A script model here, a text-to-image model there, an image-to-video tool, a separate lip-sync app, a voice generator.
Each one its own contract, its own learning curve, its own headache.
Now Google's latest offering Gemini Omni Flash collapses all of that into one model. It's the first release in Google's new Omni family, and it does something most video models can't: it actually holds a conversation with you while you edit. You don't regenerate from scratch every time you want a tweak. You just talk to it.
How it works:
→ Feed it text, images, or short video clips as references
→ It generates a clip grounded in Gemini's real-world knowledge (history, biology, narrative logic, all of it)
→ Ask for changes in plain English: "make the lighting warmer," "swap the product," "extend the camera pan"
→ It remembers the last few turns, so your edits build instead of starting over
Why it's worth your attention:
→ Priced at $0.10 per second of 720p output, matching Veo 3.1 Fast
→ Launched at #1 on LMArena's Text-to-Video Arena
→ Every clip carries SynthID watermarking and C2PA credentials baked in, so provenance isn't an afterthought
→ Pairs naturally with Nano Banana 2 Lite: generate a still image, then animate it straight into video
What strikes me most isn't the generation quality, it's the editing model.
Most AI video tools still treat you like a one-shot prompt engineer. This treats you like a director who gets to say "no, try that again, but..."
Curious what you'd build first: a product explainer, a localized training video, or something nobody's tried yet?
@thisiskp_ If I generate an 8-second video, then edit just 1 second of it, will I be billed for the full 8 seconds again or only for the edited second?
Looks interesting! will try it out!
The conversational editing part is what I'd poke at first. At $0.10 per second of output, if I generate a 20-second clip and then say make the second shot slower, am I re-rendering and paying for the full 20 seconds each turn, or does it diff against the previous render? Iterative editing is where costs quietly balloon on these, so whether an edit re-bills the whole clip really changes the economics of building on it.
how does the conversational editing actually track changes across longer videos? like if i tweak a scene midway does it regenerate everything after or just hold the rest steady
the conversational editing on video is such a smart move, makes iterating on outputs feel way less clunky than re-prompting from scratch
Picked it up yesterday and was honestly surprised how natural the conversational editing feels, you can tweak a scene by just asking. Video quality holds up well for the price too.

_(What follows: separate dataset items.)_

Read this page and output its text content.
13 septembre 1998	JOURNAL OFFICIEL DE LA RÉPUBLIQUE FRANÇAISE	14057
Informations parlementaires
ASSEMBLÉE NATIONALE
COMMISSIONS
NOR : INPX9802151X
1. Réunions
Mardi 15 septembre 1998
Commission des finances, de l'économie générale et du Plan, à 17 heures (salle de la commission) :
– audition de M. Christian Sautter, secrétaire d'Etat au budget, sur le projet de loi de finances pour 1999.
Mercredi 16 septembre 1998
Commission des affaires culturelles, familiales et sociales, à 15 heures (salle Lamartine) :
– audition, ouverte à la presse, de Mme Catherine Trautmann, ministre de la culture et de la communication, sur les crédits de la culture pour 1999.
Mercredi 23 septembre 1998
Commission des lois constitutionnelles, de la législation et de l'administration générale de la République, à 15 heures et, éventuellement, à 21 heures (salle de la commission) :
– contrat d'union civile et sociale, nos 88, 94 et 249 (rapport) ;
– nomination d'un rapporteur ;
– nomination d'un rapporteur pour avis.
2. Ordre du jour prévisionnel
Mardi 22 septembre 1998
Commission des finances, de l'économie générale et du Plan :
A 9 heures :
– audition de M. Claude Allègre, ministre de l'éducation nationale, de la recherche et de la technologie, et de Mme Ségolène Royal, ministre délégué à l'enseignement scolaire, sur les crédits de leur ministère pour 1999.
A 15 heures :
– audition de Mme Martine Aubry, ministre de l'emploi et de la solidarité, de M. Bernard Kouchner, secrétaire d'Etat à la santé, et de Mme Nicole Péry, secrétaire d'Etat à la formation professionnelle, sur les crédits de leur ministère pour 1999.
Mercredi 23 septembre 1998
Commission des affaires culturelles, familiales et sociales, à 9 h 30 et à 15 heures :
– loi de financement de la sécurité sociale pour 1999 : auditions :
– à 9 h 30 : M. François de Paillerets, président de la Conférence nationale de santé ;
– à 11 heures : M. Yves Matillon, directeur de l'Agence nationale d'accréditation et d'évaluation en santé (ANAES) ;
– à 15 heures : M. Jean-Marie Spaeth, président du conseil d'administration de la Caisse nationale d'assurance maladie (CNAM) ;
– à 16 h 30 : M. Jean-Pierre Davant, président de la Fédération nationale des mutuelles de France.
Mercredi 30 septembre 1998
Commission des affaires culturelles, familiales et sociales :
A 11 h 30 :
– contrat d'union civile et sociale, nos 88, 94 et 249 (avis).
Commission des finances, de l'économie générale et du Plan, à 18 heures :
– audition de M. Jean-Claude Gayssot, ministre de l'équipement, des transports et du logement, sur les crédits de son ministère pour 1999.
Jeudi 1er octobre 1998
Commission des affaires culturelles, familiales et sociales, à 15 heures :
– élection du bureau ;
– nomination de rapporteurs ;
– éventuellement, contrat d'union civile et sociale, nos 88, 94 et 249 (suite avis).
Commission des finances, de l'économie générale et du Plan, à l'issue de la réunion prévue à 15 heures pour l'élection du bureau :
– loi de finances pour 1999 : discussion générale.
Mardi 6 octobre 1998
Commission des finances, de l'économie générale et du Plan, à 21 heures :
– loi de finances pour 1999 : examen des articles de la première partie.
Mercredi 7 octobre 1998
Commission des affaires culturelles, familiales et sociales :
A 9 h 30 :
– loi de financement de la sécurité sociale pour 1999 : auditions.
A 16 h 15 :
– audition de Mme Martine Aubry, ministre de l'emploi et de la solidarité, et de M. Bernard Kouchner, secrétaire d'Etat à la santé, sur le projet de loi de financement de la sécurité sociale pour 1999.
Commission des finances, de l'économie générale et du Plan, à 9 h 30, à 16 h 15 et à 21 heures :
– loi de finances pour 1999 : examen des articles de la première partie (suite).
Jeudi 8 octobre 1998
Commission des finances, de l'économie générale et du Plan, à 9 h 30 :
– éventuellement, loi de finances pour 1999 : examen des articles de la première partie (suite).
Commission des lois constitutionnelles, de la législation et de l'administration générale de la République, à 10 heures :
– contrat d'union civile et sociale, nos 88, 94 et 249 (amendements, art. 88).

Pulled it into AI Studio yesterday and the conversational editing actually feels natural, like it understood I wanted to swap the background without rebuilding the whole clip. Pricing matching Veo 3.1 Fast makes it easy to justify experimenting more.
How well does it hold up when I ask it to swap out a single object across multiple clips while keeping the lighting consistent? Curious if that kind of multi-shot edit actually feels coherent or if it still breaks halfway through.
The conversational editing from a video input feels really natural, you can nudge a scene and it actually listens. Pricing matches Veo 3.1 Fast so it slots in nicely for quick iterations.
Curious how the conversation editing handles continuity across longer clips, do the earlier frames stay consistent when you ask for revisions halfway through a generated video?